Be aware though, in London and other cities in the UK it’s becoming common practice for a service charge to be added onto the bill. Always double check your bill at the end of the meal so you don’t double up on tips and service charge, and if you weren’t happy with the service then it’s completely fine to ask for it to be removed – it helps to explain to the waiter why you’re removing the service charge, so they understand. Ultimately, tipping is discretionary and should be done to reward good service (unlike the US, where it usually forms a part of a waiter’s salary).
It’s true that the Tube is a great way to get around London, and it’s great to do it at least once when you’re there – it’s the oldest underground railway network in the world, so you can tick that off your list! It’s actually very simple to navigate, but we understand that it can be daunting for first-timers.

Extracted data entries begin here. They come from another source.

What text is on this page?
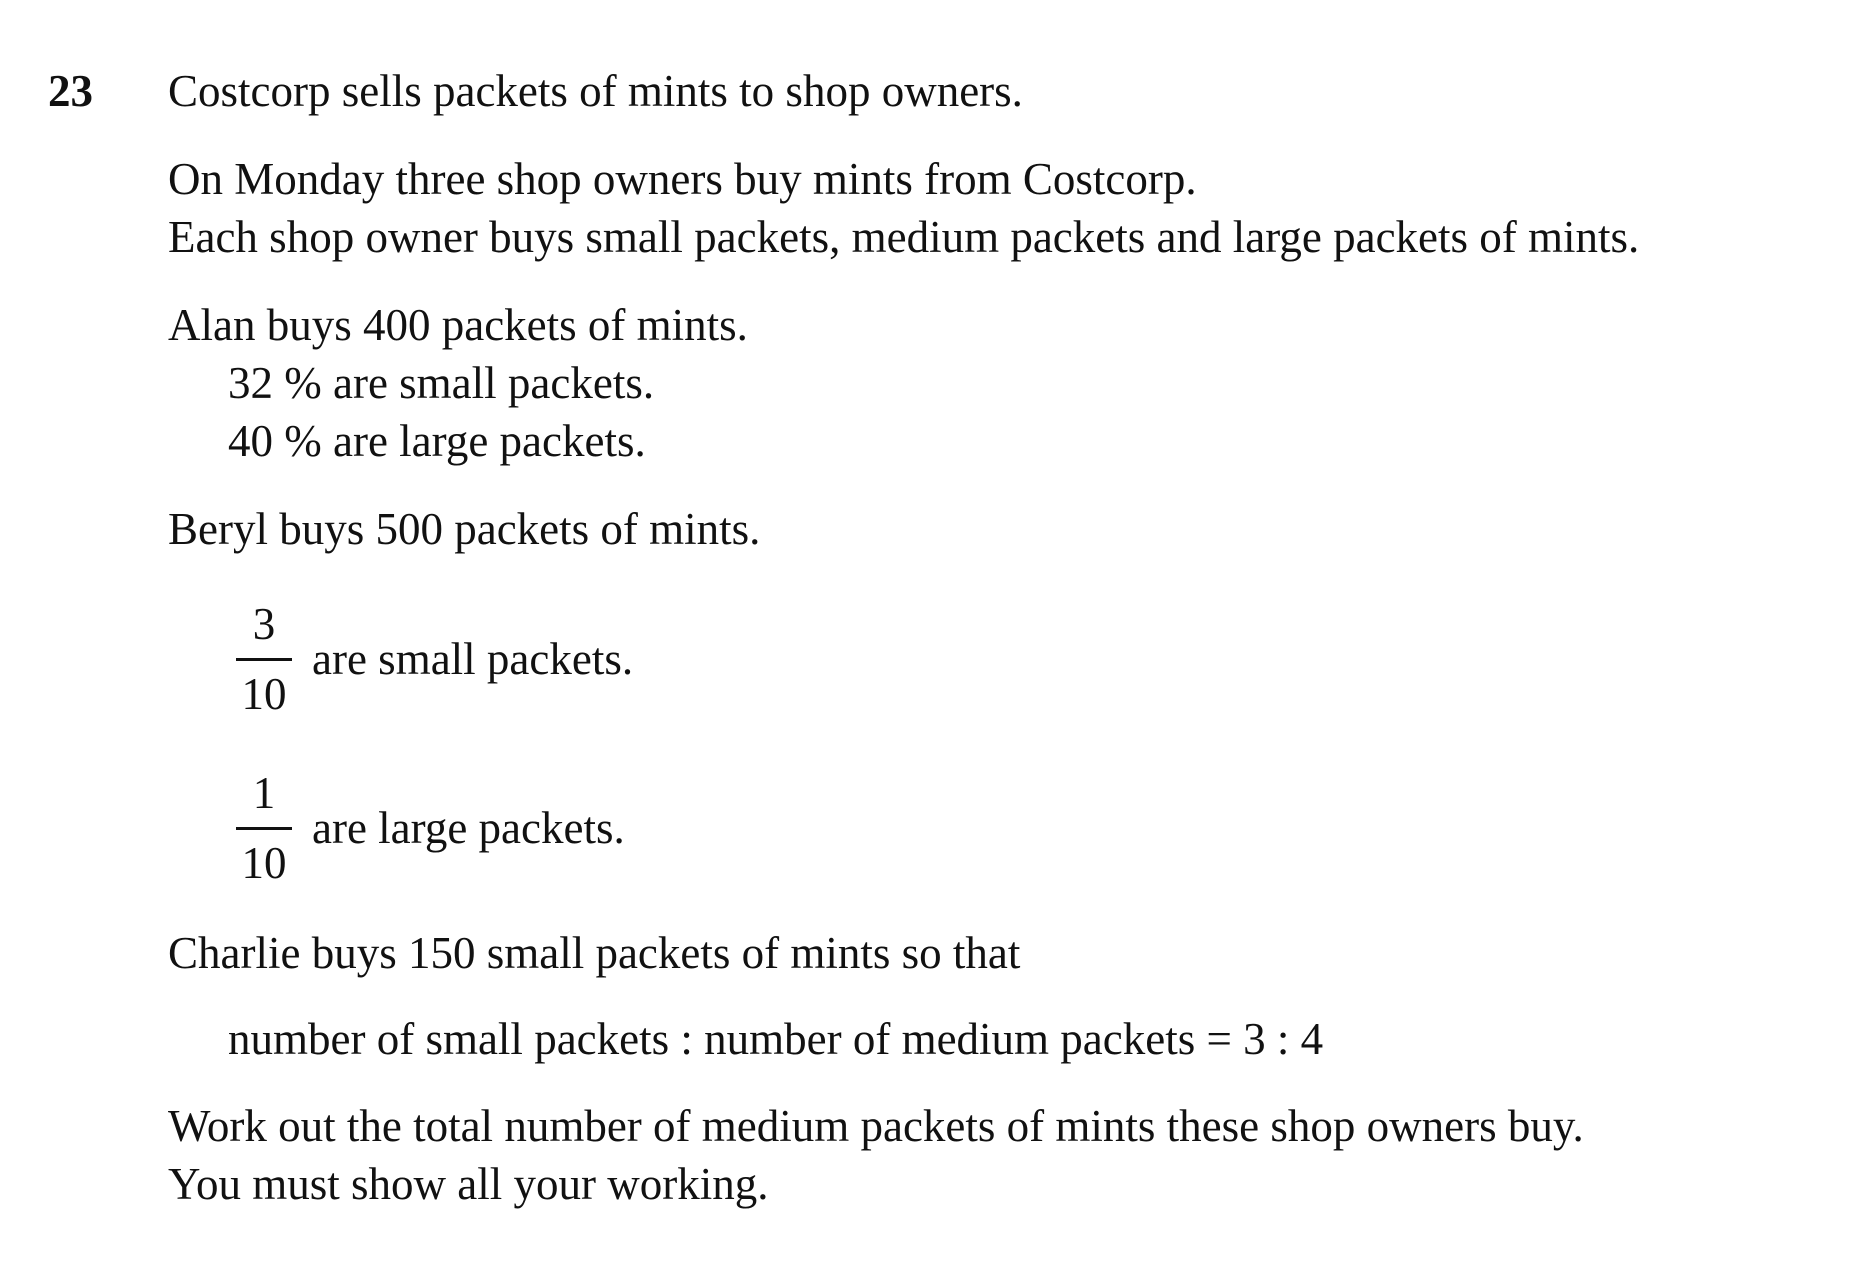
23 Costcorp sells packets of mints to shop owners.
On Monday three shop owners buy mints from Costcorp.
Each shop owner buys small packets, medium packets and large packets of mints.
Alan buys 400 packets of mints.
32 % are small packets.
40 % are large packets.
Beryl buys 500 packets of mints.
3
10
are small packets.
1
10
are large packets.
Charlie buys 150 small packets of mints so that
number of small packets : number of medium packets = 3 : 4
Work out the total number of medium packets of mints these shop owners buy.
You must show all your working.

If you do use the Tube, consider getting an Oyster card so you can top up, and tap on and off easily without having to buy a paper ticket each time. If you’re not comfortable with the Tube, London buses are plentiful (and actually a fantastic way to do some free sightseeing!), and if you’re mainly in central London then consider walking – the centre is very walkable and full of great sights.
‘Unlike travelling to places like Asia, I don’t need vaccinations for this trip to the UK. Do I still need to see a doctor before I leave?’
It’s always recommended that you visit your local GP or travel doctor for a check-up before you travel, even if it’s a familiar destination. Discuss your travel plans with your doctor and any health implications before you leave to avoid nasty health surprises while overseas.
If you’re struck down with illness while you’re away though, let family or friends know back home, and alert hotel staff of your predicament. It can be stressful when you’re sick and on your own, so let others know if you’re unwell.
The health system in the UK is similar to that in the Australia, and you should easily be able to see a doctor if you need to. Australia and the UK have reciprocal healthcare agreements – you can find out more about that on the Australian Government’s website – but it’s always best to be fully covered with travel insurance. As well as medical costs, you’ll be covered for other travel concerns such as theft and cancellations.
The London Underground is the world’s oldest underground rail network. Photo by Bruno Martins on Unsplash
‘How do I make sure my passport, cash and cards are secure when I am out and about?’
You have a number of options to keep your valuables safe when travelling. If travelling with a daypack, you can place your important valuables like cash, wallet and passport in a pocket and then place a lock on the zipper so pickpockets are unable to access it easily. You can also purchase a travellers’ money belt to conceal under your clothing, and keep your passport, ID and cash hidden away as you sightsee during the day.
Alternatively, leave your valuables in a hotel safe and only take small amounts of cash out with you during the day. As with all travel though, it’s important to use common sense and be aware of your surroundings. As when you’re travelling in any major city, have your wits about you with pickpockets. London welcomes more than 19 million tourists a year, so some popular touristy areas – like the Tube, Leicester Square and Oxford Street – can be worse than others.
‘What time does it begin to get dark in London in January?’
You’ll find in the depths of a UK winter that it starts to get dark in the late afternoon, as the sun sets around 4pm. Don’t worry though – the Brits are very used to this and activites carry on as normal, but it actually gives a great excuse to visit some of London’s incredible free museums, cosy pubs, iconic department stores or catch a theatre show. Trust us, you won’t be bored in London in the winter!
Jill is travelling to London via Dubai in January. All the best with your trip Jill!